2

i have many(nearly 10000000) .npz files(for example: file1.npz,file2.npz.....file10000000.npz) in a directory. Each of the .npz files contain two variables a and b where a and b contain array data.Now i want to arrange and save all .npz files into a single big .npz file and later i want to read one by one .npz file from the big .npz file.

i tried the code below but i am not getting idea on solving the above problem.I hope some help i will get from the experts.

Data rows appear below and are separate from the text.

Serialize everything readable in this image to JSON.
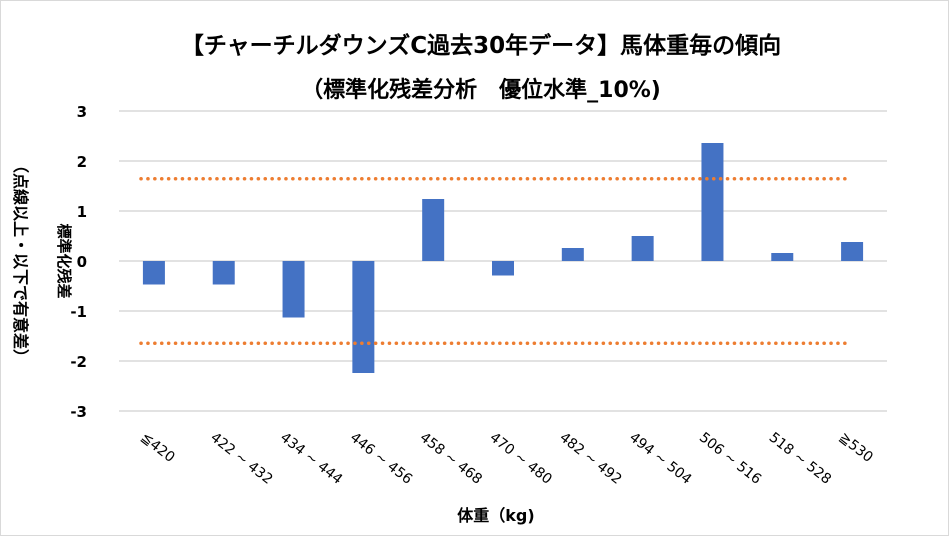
{
  "chart_data": {
    "type": "bar",
    "title": "【チャーチルダウンズC過去30年データ】馬体重毎の傾向",
    "subtitle": "（標準化残差分析　優位水準_10%)",
    "xlabel": "体重（kg)",
    "ylabel": "標準化残差",
    "ylabel2": "（点線以上・以下で有意差）",
    "ylim": [
      -3,
      3
    ],
    "yticks": [
      3,
      2,
      1,
      0,
      -1,
      -2,
      -3
    ],
    "grid": true,
    "categories": [
      "≦420",
      "422 ~ 432",
      "434 ~ 444",
      "446 ~ 456",
      "458 ~ 468",
      "470 ~ 480",
      "482 ~ 492",
      "494 ~ 504",
      "506 ~ 516",
      "518 ~ 528",
      "≧530"
    ],
    "series": [
      {
        "name": "標準化残差",
        "values": [
          -0.47,
          -0.47,
          -1.13,
          -2.24,
          1.24,
          -0.29,
          0.26,
          0.5,
          2.36,
          0.16,
          0.38
        ]
      }
    ],
    "thresholds": [
      1.645,
      -1.645
    ],
    "colors": {
      "bar": "#4472c4",
      "threshold": "#ed7d31",
      "grid": "#d9d9d9"
    }
  }
}
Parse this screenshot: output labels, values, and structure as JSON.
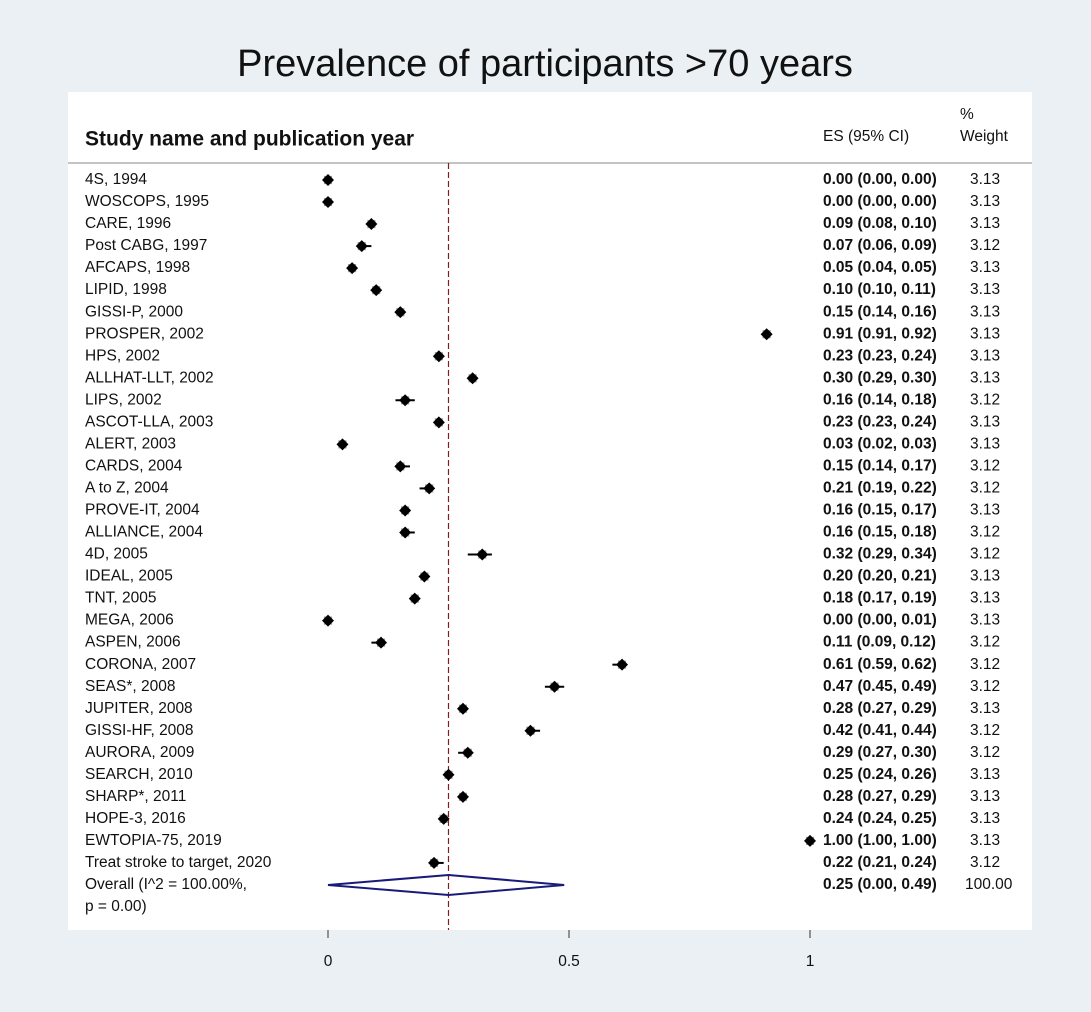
{
  "chart_data": {
    "type": "forest",
    "title": "Prevalence of participants >70 years",
    "label_header": "Study name and publication year",
    "es_header": "ES (95% CI)",
    "weight_header": [
      "%",
      "Weight"
    ],
    "categories": [
      "4S, 1994",
      "WOSCOPS, 1995",
      "CARE, 1996",
      "Post CABG, 1997",
      "AFCAPS, 1998",
      "LIPID, 1998",
      "GISSI-P, 2000",
      "PROSPER, 2002",
      "HPS, 2002",
      "ALLHAT-LLT, 2002",
      "LIPS, 2002",
      "ASCOT-LLA, 2003",
      "ALERT, 2003",
      "CARDS, 2004",
      "A to Z, 2004",
      "PROVE-IT, 2004",
      "ALLIANCE, 2004",
      "4D, 2005",
      "IDEAL, 2005",
      "TNT, 2005",
      "MEGA, 2006",
      "ASPEN, 2006",
      "CORONA, 2007",
      "SEAS*, 2008",
      "JUPITER, 2008",
      "GISSI-HF, 2008",
      "AURORA, 2009",
      "SEARCH, 2010",
      "SHARP*, 2011",
      "HOPE-3, 2016",
      "EWTOPIA-75, 2019",
      "Treat stroke to target, 2020"
    ],
    "values": [
      0.0,
      0.0,
      0.09,
      0.07,
      0.05,
      0.1,
      0.15,
      0.91,
      0.23,
      0.3,
      0.16,
      0.23,
      0.03,
      0.15,
      0.21,
      0.16,
      0.16,
      0.32,
      0.2,
      0.18,
      0.0,
      0.11,
      0.61,
      0.47,
      0.28,
      0.42,
      0.29,
      0.25,
      0.28,
      0.24,
      1.0,
      0.22
    ],
    "lower": [
      0.0,
      0.0,
      0.08,
      0.06,
      0.04,
      0.1,
      0.14,
      0.91,
      0.23,
      0.29,
      0.14,
      0.23,
      0.02,
      0.14,
      0.19,
      0.15,
      0.15,
      0.29,
      0.2,
      0.17,
      0.0,
      0.09,
      0.59,
      0.45,
      0.27,
      0.41,
      0.27,
      0.24,
      0.27,
      0.24,
      1.0,
      0.21
    ],
    "upper": [
      0.0,
      0.0,
      0.1,
      0.09,
      0.05,
      0.11,
      0.16,
      0.92,
      0.24,
      0.3,
      0.18,
      0.24,
      0.03,
      0.17,
      0.22,
      0.17,
      0.18,
      0.34,
      0.21,
      0.19,
      0.01,
      0.12,
      0.62,
      0.49,
      0.29,
      0.44,
      0.3,
      0.26,
      0.29,
      0.25,
      1.0,
      0.24
    ],
    "value_labels": [
      "0.00 (0.00, 0.00)",
      "0.00 (0.00, 0.00)",
      "0.09 (0.08, 0.10)",
      "0.07 (0.06, 0.09)",
      "0.05 (0.04, 0.05)",
      "0.10 (0.10, 0.11)",
      "0.15 (0.14, 0.16)",
      "0.91 (0.91, 0.92)",
      "0.23 (0.23, 0.24)",
      "0.30 (0.29, 0.30)",
      "0.16 (0.14, 0.18)",
      "0.23 (0.23, 0.24)",
      "0.03 (0.02, 0.03)",
      "0.15 (0.14, 0.17)",
      "0.21 (0.19, 0.22)",
      "0.16 (0.15, 0.17)",
      "0.16 (0.15, 0.18)",
      "0.32 (0.29, 0.34)",
      "0.20 (0.20, 0.21)",
      "0.18 (0.17, 0.19)",
      "0.00 (0.00, 0.01)",
      "0.11 (0.09, 0.12)",
      "0.61 (0.59, 0.62)",
      "0.47 (0.45, 0.49)",
      "0.28 (0.27, 0.29)",
      "0.42 (0.41, 0.44)",
      "0.29 (0.27, 0.30)",
      "0.25 (0.24, 0.26)",
      "0.28 (0.27, 0.29)",
      "0.24 (0.24, 0.25)",
      "1.00 (1.00, 1.00)",
      "0.22 (0.21, 0.24)"
    ],
    "weights": [
      3.13,
      3.13,
      3.13,
      3.12,
      3.13,
      3.13,
      3.13,
      3.13,
      3.13,
      3.13,
      3.12,
      3.13,
      3.13,
      3.12,
      3.12,
      3.13,
      3.12,
      3.12,
      3.13,
      3.13,
      3.13,
      3.12,
      3.12,
      3.12,
      3.13,
      3.12,
      3.12,
      3.13,
      3.13,
      3.13,
      3.13,
      3.12
    ],
    "overall": {
      "name": [
        "Overall  (I^2 = 100.00%,",
        "p = 0.00)"
      ],
      "value": 0.25,
      "lower": 0.0,
      "upper": 0.49,
      "value_label": "0.25 (0.00, 0.49)",
      "weight": {
        "value": 100,
        "label": "100.00"
      }
    },
    "xlim": [
      0,
      1
    ],
    "xticks": [
      0,
      0.5,
      1
    ],
    "marker_color": "#000000",
    "box_color": "#9a9a9a",
    "overall_color": "#1a1a7a",
    "ref_color": "#8b1a1a"
  }
}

path=glob.glob('home/lijun/data/*.npz')
for npz files in path:
    np.vstack(npz)
  • 1
    A `npz` file is actually a `zip` archive. Each component file is a `.npy` for one array. An OS archive tool can probably nest those `npz` within another. The `savez` (and `load`) function does not have such a nesting ability. – hpaulj Oct 10 '20 at 19:40
  • `np.vstack` is a call to `concatenate` that joins arrays as rows. Given a list of arrays it returns one new array. It does not join files, `npz` or any other. – hpaulj Oct 10 '20 at 20:11
  • Unfortunately, `np.savez` doesn't allow for an append, but it's just a simple wrapper around [Python zipfile](https://docs.python.org/2/library/zipfile.html) and `zipfile` can append to zip archives. This is easy to do (and what we did in the old days, before `savez`). You can copy the model [here](https://github.com/numpy/numpy/blob/v1.19.0/numpy/lib/npyio.py#L689-L754), used for `savez`, and just take out the few lines you would need (basically replacing `'w'` with `'a'`). – tom10 Oct 10 '20 at 21:06
  • can we do it before savez –  Oct 11 '20 at 04:32
  • if so let me know...how can i update the code –  Oct 11 '20 at 04:32
  • I don't know what you mean, "can we do it before `savez`". I would suggest though, that if you want to use `zipfile` in the end, that you skip `savez` and just use zipfile. (Probably, though, you'll be able to open with `savez`.) – tom10 Oct 11 '20 at 14:02

0 Answers0